DAMAIRA.CO.ID, PAMEKASAN-Aparat kepolisian bergerak cepat menangani insiden ledakan yang diduga berasal dari bahan pembuatan petasan di Dusun Sajum, Desa Plakpak, Kecamatan Pegantenan, Kabupaten Pamekasan.
Peristiwa yang terjadi pada Senin malam (16/3/2026) sekitar pukul 20.00 WIB itu mengakibatkan lima pemuda mengalami luka-luka dan harus menjalani perawatan intensif di RSUD Pamekasan.
Ledakan terjadi di rumah seorang warga bernama Rofik, yang akrab disapa Rapik.
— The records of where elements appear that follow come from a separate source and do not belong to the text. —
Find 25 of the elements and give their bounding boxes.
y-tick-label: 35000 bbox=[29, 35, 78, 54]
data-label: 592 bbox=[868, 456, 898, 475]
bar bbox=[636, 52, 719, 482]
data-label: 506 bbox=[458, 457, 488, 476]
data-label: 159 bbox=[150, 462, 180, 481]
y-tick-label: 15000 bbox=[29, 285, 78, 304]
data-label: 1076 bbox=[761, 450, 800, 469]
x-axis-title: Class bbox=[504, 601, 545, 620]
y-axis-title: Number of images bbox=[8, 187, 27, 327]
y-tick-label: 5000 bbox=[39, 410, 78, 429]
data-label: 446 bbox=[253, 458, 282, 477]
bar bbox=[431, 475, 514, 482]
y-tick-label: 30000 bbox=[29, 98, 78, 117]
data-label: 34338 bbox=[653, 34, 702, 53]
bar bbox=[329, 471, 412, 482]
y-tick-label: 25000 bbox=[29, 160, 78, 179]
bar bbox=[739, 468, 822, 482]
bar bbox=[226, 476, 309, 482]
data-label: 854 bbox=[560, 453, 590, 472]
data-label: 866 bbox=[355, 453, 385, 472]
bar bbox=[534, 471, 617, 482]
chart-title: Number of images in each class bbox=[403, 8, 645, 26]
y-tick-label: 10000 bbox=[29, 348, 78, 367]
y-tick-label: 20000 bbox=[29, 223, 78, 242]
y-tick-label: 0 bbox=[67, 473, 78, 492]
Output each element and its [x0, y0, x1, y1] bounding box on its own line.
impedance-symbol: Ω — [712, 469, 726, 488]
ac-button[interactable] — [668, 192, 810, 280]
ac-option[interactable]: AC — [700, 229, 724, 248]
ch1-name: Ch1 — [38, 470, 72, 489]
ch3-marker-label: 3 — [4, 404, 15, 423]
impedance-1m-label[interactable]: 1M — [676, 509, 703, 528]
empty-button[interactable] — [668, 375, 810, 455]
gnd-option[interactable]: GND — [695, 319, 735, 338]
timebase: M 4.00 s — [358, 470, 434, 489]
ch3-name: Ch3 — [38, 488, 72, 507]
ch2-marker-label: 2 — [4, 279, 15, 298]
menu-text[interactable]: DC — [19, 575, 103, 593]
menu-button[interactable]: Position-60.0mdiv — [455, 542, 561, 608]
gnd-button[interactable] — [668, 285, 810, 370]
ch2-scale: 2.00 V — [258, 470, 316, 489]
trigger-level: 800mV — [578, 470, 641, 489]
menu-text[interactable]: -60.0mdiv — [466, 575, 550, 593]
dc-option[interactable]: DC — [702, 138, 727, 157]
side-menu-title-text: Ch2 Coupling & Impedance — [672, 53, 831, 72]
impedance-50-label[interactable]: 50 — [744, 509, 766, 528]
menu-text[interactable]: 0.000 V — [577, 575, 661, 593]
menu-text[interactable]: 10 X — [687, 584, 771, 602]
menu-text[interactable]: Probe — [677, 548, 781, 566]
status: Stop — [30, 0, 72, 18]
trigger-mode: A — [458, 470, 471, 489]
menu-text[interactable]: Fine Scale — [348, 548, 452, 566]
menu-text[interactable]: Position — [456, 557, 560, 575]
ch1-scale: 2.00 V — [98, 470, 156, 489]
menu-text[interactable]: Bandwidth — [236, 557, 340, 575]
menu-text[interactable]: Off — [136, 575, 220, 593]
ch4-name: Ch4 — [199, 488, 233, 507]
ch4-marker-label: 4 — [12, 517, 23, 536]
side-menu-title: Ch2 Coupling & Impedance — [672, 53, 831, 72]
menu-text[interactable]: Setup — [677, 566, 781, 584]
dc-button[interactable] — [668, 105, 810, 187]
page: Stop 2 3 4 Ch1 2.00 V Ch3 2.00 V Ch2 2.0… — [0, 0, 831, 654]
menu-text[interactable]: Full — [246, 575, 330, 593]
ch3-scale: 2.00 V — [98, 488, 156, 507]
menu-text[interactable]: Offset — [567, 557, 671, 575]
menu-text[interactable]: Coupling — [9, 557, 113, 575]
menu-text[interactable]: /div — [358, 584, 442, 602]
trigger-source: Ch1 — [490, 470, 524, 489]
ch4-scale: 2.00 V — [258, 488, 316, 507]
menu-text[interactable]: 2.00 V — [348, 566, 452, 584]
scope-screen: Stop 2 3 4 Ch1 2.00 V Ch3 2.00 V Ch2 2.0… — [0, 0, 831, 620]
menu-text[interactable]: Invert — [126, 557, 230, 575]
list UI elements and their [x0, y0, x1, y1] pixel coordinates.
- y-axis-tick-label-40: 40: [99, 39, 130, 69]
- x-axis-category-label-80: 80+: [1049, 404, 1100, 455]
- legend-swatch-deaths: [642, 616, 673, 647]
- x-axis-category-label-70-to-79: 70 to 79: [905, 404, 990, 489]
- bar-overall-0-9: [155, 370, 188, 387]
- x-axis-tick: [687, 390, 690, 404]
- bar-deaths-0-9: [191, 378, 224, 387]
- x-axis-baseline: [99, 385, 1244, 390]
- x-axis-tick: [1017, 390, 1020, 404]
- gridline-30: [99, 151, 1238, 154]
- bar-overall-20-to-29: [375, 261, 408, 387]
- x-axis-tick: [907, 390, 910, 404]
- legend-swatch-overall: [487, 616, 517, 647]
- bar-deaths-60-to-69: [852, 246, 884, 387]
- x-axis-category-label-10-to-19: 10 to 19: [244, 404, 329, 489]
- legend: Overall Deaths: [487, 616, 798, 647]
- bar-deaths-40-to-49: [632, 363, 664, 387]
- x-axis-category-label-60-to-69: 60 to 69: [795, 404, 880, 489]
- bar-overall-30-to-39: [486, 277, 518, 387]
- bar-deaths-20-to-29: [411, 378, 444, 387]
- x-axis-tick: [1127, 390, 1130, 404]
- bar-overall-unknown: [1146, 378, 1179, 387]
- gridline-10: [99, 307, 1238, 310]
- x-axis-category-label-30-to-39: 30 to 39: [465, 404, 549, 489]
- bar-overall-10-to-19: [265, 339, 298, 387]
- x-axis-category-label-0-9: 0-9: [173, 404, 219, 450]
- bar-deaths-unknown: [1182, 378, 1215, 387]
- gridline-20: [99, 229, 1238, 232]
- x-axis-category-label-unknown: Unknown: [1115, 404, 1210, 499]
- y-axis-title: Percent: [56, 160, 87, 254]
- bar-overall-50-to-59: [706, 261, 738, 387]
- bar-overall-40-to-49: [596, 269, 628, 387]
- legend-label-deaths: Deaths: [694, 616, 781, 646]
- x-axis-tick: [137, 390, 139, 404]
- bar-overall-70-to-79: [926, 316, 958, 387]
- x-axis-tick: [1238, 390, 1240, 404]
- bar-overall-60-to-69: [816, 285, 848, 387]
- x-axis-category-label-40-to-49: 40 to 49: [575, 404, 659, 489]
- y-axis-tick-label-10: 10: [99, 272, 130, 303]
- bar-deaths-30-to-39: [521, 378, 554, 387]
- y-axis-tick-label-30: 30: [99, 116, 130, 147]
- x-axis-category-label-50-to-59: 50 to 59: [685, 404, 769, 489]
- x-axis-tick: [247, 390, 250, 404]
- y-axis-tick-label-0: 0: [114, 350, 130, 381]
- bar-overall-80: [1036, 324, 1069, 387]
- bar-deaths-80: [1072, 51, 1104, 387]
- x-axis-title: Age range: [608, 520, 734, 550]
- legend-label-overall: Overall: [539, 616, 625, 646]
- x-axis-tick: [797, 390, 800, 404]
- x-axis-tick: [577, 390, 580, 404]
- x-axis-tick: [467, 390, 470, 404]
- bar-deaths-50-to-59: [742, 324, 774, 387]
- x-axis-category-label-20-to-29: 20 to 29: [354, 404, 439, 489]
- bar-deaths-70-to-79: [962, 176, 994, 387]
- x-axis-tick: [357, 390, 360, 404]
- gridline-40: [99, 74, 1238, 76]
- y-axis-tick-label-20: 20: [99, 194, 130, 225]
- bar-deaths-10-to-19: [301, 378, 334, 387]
Menindaklanjuti laporan warga,
Kapolsek Pegantenan AKP Heri Siswanto bersama Kasat Reskrim Polres Pamekasan AKP Yoyok Hardianto langsung turun ke lokasi untuk melakukan pengamanan tempat kejadian perkara (TKP) dan identifikasi awal.
Brimob Polda Jatim dan Inafis Polres Pamekasan Gerak Cepat Tangani Ledakan PetasanSebagai langkah lanjutan, pada Selasa (17/3/2026),.
Polres Pamekasan berkoordinasi dengan Tim Gegana Satbrimob Polda Jawa Timur untuk melakukan pemusnahan (disposal) sisa bahan peledak jenis mercon yang ditemukan di sekitar lokasi kejadian.
Pemusnahan dilakukan di area persawahan Dusun Secang, Desa Plakpak, yang jauh dari permukiman warga guna memastikan keamanan tetap terjaga.
Kasat Reskrim Polres Pamekasan, AKP Yoyok Hardianto, mengungkapkan bahwa pihaknya menemukan puluhan petasan yang sudah siap ledak saat melakukan olah TKP.
“Kami menemukan puluhan petasan yang sudah siap ledak lengkap dengan sumbunya. Saat ini kami masih melakukan penyelidikan serta pendataan saksi-saksi dan korban,” ujarnya.
Hingga kini, polisi masih mendalami penyebab pasti ledakan dengan melibatkan Unit Inafis Polres Pamekasan. Masyarakat pun diimbau untuk tidak meracik maupun menyalakan petasan karena berisiko tinggi dan dapat membahayakan keselamatan.(Bai).